In a piece entitled “Hyperinflation Will Drive Gold To Unthinkable Heights,” von Greyerz noted that there are many indicators pointing to “an imminent start of a hyperinflationary era.” These indicators consist of a “fiscal gap widening at alarming rates in many major economies, commodity prices at all-time highs, long term interest rates rising, most currencies falling, and precious metals at all-time highs against most currencies.”
Accordingly, von Greyerz forecasted that “realistic targets” for the gold price in the next few years are anywhere from $6,000 to $11,000 per ounce. The long-time gold price bull contends that “physical gold (and silver) will protect investors against losing virtually 100% of the purchasing power of their money.” Furthermore, holding physical gold stored outside the banking system, is “the ultimate form of wealth protection both against a deflationary collapse and a hyperinflationary destruction of paper money.”
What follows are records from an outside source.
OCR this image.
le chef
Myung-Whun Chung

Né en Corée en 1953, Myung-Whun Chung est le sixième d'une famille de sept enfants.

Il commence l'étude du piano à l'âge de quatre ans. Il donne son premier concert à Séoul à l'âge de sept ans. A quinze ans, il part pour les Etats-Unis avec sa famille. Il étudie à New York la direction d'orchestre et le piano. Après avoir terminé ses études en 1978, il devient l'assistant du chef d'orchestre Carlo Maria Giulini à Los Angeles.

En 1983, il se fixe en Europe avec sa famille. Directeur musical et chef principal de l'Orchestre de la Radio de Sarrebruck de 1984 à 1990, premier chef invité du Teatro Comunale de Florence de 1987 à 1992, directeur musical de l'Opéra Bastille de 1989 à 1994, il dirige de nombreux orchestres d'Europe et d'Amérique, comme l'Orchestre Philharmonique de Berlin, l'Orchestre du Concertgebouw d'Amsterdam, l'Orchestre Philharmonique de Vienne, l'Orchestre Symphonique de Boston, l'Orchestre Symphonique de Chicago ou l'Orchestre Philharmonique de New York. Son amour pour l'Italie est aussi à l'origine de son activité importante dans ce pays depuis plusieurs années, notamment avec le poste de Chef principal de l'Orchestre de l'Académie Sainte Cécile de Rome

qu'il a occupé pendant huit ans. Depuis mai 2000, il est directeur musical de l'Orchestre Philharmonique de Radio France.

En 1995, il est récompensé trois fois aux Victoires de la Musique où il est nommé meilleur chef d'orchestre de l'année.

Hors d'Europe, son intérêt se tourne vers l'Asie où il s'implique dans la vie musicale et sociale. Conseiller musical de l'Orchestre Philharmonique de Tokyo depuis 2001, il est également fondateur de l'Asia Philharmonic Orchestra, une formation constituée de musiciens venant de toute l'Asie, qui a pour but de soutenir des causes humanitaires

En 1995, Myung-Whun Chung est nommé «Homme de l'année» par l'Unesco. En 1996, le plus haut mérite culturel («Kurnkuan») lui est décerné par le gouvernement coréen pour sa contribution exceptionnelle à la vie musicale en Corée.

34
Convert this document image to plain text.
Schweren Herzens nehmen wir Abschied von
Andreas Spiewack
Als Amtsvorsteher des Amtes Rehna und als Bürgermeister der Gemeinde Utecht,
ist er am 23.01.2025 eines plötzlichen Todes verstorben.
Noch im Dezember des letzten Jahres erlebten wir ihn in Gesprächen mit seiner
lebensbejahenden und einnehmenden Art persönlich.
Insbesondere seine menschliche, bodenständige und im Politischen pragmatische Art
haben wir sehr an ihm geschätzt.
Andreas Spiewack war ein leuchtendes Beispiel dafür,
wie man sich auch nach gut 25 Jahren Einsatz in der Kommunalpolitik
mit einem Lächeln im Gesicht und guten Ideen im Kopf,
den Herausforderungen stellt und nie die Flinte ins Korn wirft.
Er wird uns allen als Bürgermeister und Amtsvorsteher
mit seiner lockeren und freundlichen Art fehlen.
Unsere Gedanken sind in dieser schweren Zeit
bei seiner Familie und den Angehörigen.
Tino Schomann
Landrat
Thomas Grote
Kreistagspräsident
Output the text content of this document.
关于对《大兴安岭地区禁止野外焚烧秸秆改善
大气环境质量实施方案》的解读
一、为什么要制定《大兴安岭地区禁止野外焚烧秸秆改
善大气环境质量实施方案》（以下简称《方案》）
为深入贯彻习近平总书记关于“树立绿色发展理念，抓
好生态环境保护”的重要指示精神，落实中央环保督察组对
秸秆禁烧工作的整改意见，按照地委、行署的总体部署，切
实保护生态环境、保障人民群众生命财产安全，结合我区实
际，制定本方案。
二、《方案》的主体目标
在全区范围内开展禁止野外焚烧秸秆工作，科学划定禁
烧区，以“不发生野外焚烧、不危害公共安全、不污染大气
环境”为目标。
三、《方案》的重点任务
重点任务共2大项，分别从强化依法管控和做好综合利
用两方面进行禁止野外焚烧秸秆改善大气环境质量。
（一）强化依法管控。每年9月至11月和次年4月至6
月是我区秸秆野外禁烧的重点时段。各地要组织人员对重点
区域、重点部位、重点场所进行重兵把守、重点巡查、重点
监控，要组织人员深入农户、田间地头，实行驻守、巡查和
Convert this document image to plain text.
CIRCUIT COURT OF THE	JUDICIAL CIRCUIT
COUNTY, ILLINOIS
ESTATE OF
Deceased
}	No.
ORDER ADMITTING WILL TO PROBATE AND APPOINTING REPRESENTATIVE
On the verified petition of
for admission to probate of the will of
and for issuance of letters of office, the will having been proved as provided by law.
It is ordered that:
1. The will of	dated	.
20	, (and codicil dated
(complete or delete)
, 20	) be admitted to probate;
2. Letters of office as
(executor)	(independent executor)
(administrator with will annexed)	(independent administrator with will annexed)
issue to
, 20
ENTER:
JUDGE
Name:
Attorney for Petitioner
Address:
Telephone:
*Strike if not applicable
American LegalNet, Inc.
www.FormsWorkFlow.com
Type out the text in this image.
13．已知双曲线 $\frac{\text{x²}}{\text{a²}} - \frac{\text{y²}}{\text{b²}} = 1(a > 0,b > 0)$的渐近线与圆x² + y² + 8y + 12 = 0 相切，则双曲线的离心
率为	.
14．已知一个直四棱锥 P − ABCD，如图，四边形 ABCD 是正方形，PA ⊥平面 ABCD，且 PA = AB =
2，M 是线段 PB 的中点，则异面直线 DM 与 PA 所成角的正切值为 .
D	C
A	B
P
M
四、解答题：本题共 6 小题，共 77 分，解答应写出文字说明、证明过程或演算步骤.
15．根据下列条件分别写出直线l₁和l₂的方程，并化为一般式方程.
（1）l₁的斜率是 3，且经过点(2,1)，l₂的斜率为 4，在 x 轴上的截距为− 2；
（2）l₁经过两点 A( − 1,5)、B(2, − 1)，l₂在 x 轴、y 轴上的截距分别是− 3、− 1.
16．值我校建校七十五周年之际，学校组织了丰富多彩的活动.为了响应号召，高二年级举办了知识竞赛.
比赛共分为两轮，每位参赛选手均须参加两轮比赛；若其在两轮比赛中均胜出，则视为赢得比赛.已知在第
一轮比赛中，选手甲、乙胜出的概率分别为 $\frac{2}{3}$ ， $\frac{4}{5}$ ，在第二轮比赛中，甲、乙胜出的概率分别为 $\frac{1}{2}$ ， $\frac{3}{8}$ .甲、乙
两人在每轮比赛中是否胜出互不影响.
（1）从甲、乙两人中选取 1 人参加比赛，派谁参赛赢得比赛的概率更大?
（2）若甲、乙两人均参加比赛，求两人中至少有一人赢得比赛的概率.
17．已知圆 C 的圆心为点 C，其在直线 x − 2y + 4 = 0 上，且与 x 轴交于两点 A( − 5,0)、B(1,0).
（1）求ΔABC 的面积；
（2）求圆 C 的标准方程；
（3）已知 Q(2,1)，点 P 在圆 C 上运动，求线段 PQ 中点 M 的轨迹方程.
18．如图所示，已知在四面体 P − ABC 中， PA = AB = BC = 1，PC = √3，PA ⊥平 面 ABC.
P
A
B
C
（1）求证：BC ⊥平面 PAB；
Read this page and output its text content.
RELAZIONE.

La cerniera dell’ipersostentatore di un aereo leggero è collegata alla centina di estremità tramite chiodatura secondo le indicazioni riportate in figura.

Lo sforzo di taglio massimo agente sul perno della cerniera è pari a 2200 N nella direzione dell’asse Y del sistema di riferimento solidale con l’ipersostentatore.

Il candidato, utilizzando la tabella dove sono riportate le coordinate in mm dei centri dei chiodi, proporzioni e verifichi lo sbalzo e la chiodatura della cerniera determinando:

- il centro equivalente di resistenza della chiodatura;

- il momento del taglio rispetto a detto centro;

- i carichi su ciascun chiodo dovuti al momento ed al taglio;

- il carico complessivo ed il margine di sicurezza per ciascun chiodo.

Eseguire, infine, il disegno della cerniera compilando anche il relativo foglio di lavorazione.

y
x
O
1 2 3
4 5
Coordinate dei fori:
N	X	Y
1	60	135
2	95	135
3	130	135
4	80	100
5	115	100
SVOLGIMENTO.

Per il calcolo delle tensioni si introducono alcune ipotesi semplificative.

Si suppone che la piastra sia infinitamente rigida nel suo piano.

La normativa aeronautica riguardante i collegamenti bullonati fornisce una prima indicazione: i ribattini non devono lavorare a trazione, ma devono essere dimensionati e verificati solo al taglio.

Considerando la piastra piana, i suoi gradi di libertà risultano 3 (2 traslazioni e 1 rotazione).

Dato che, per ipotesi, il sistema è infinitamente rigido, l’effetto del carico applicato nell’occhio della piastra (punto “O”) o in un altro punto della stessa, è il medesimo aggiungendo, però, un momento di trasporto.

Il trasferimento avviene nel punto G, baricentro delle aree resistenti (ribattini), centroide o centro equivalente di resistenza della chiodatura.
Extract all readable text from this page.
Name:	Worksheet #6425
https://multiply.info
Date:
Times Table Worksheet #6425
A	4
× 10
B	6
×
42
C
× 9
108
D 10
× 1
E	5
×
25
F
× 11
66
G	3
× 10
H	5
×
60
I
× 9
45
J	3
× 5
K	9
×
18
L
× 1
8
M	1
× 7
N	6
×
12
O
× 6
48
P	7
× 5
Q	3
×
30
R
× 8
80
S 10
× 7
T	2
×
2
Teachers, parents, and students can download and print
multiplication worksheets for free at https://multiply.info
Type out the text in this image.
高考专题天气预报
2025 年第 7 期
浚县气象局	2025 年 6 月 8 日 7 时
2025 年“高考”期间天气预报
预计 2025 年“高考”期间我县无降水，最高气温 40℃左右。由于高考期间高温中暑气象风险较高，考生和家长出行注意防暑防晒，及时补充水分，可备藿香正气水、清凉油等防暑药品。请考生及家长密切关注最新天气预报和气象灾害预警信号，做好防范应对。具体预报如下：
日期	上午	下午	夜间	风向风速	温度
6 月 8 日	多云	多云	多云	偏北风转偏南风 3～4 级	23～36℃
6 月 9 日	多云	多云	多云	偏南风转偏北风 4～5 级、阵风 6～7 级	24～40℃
Hyperinflation due to fiscal pressure: that's the settled forecast for the beast. Back in the 1970s, it was claimed that hyperinflation would result from political pressure that elbowed governments into inflating to avoid depression. That prediction was scotched by Paul Volker's tighening at the beginning of the '80s. Some of the same argument is floating around now, but it is shifting to focus upon a much higher level of fiscal vulnerability. Could a new Volker raise rates to double digits now? Not with interest payments swallowing up $413.95 billion of the government's budget. That's 11.65% of total FY 2010 outlays of $3,552 billion. According to the U.S. Treasury Department, the same source for the $413.95 billion number, the average interest rate on Treasury debt was 3.007% on total interest-bearing instruments. Even if the budget is magically balanced from this day forwards, and spending frozen overall, an increase to an average rate of 6.45% would drive interest expense to 25% of the total budget.